2020.04.02 調査・統計
運送会社かたるフィッシング詐欺が181%増…20年2月ネット詐欺リポート
ソフトバンクグループのBBソフトサービス(株)がこのほど発表した2020年2月度の「インターネット詐欺リポート」によると、運送会社をかたるフィッシング詐欺が急増し、前月比で281%となっていることが明らかになった。
1月49件→2月138件に急増
調査は、同社のセキュリティ対策ソフトウエア「Internet SagiWall(インターネットサギウォール)」で検知・収集した危険性の高い詐欺サイトを観測、分析した。運送会社をかたるフィッシング詐欺サイト数は1月に49件だったものが、2月には138件にまで急増していた。
19年2月にも急増
調べによると、同様の詐欺サイトは19年から増減を2回繰り返している。1回目の増減は19年2月に793件まで増加し、その後に減少。2回目は同年8月に212件と増加を始め、10月以降は減少していた。
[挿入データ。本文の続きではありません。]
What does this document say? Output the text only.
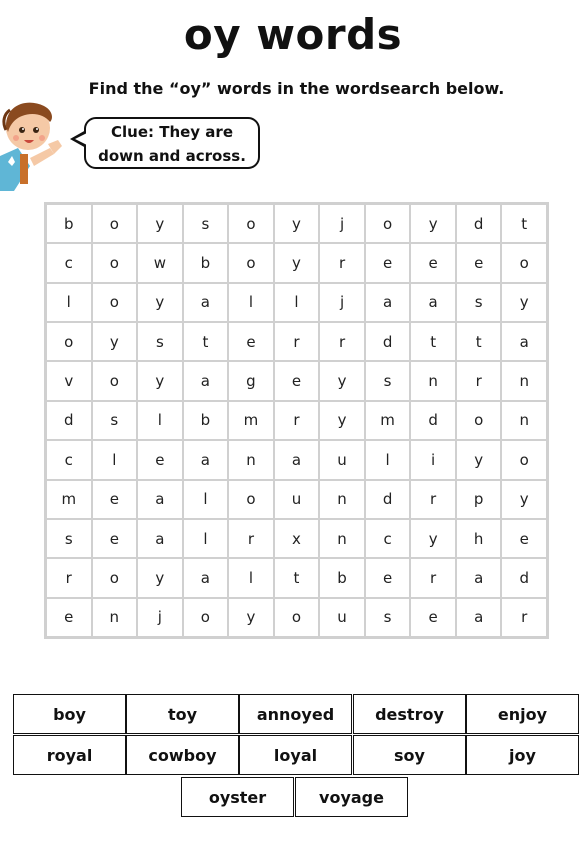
oy words
Find the “oy” words in the wordsearch below.
Clue: They are
down and across.
b	o	y	s	o	y	j	o	y	d	t
c	o	w	b	o	y	r	e	e	e	o
l	o	y	a	l	l	j	a	a	s	y
o	y	s	t	e	r	r	d	t	t	a
v	o	y	a	g	e	y	s	n	r	n
d	s	l	b	m	r	y	m	d	o	n
c	l	e	a	n	a	u	l	i	y	o
m	e	a	l	o	u	n	d	r	p	y
s	e	a	l	r	x	n	c	y	h	e
r	o	y	a	l	t	b	e	r	a	d
e	n	j	o	y	o	u	s	e	a	r
boy	toy	annoyed	destroy	enjoy
royal	cowboy	loyal	soy	joy
oyster	voyage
それ以降は減少傾向が続いていたが、今年2月に入り138件と検知数が大きく増加し、前月比で281%となった。これまでの傾向から、検知数が大きく伸びた後、数か月間は検知数が増加する傾向もあり、注意が必要だという。
SMS/メールで不正な不在通知
主な手口は、不在通知を装ったSMSやメールからフィッシングサイトに誘導され、Android端末からアクセスした場合は、不正アプリをダウンロードするように案内、iOS端末からアクセスした場合はApple IDやパスワード、電話番号、認証コードなどが詐取される。
詐欺防止3つのポイント
同社は、フィッシング詐欺防止のためのチェックポイントを挙げ、注意を促している。
(1)情報元不明のアプリのインストールは許可しない/Androidの「設定」アプリ以下にある「セキュリティー」から、情報元不明のアプリのインストールは許可しないよう設定を変更する。
(2)メールやSMSで案内されたURLが正規URLかを確認する/メールやSMS上のリンクはクリックせず、事前に登録しておいたブックマークから正規サイトへアクセスする。 また、詐欺ウォールで収集した不在届を装ったフィッシングサイトのURLのトップレベルドメインは「.top」「.co」などが多いため、見慣れないURLには注意が必要。
(3)SSL通信が提供されているかどうかをチェックする/個人情報(メールアドレスやクレジットカード番号など)を入力するページのアドレスバーに鍵マークが表示されない場合には、注意が必要。